All blocks between the BAD block and the NEAR_GOOD block are classified as BAD.
All the others are classified as GOOD. If all the blocks in the sequence are short (there is no NEAR_GOOD block)
they are all classified as BAD. This is illustrated on the following example:

The idea behind the context-sensitive classification is that boilerplate blocks are typically surrounded by other
boilerplate blocks and vice versa. The NEAR_GOOD blocks usually contain useful corpus data if they occur close to
GOOD blocks. The SHORT blocks are typically only useful if they are surrounded by GOOD blocks from both sides.
They may, for instance, be a part of a dialogue where each utterance is formatted as a single block.
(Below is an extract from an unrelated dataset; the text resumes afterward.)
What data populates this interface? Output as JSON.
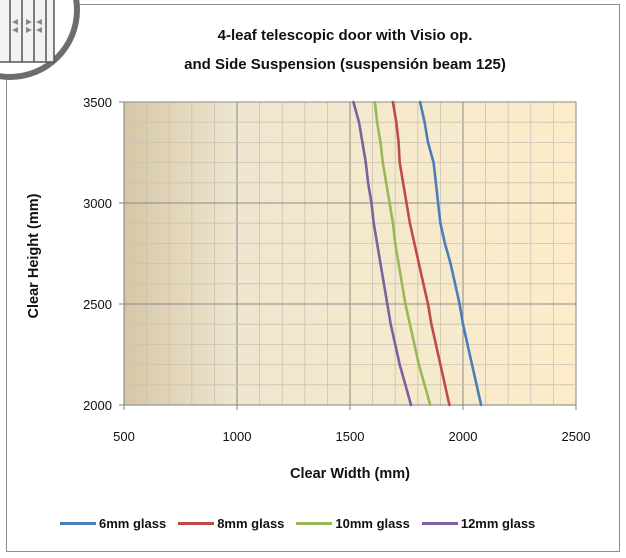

While discarding them may not constitute a loss of significant amount of data, losing the context for the remaining
nearby blocks could be a problem.
In the description of the context-sensitive classification, one special case has been intentionally omitted in order to
keep it reasonably simple. A sequence of SHORT and NEAR_GOOD blocks may as well occur at the beginning or at the end
of the document. This case is handled as if the edges of the documents were bad blocks as the main content is typically
located in the middle of the document and the boilerplate near the borders.
Header blocks (those enclosed in H1, H2, H3, etc. tags) are treated in a special way unless the noHeadings
option is used. The aim is to preserve headings for the GOOD texts. Within that H1 can be classified as always
GOOD, unless the noHeadline option is used.
The algorithm adds two stages of processing for the header blocks. The first stage (pre-processing) is executed after context-free classification and before context-sensitive classification. The second stage (post-processing) is performed after the context-sensitive classification:
The pre-processing looks for SHORT header blocks which precede GOOD blocks and at the same time there is no more
than maxHeadingDistance characters between the header block and the GOOD block. The context-free class of such
header blocks is changed from SHORT to NEAR_GOOD. The purpose of this is to preserve SHORT blocks between the
heading and the GOOD text which might otherwise be removed (classified as bad) by the context-sensitive
classification.
The post-processing again looks for header blocks which precede GOOD blocks and are no further than
maxHeadingDistance away. This time, the matched headers are classified as GOOD if their context-free class was other
was not BAD. In other words, BAD headings remain BAD, but some SHORT and NEAR_GOOD headings can be classified
as GOOD if they precede GOOD blocks, even though they would normally be classified as BAD by the context-sensitive
classification (e.g. they are surrounded by bad blocks). This stage preserves the "non-bad" headings of good blocks.
Note that the post-processing is not iterative, i.e. the header blocks re-classified as GOOD do not affect the
classification of any other preceding header blocks.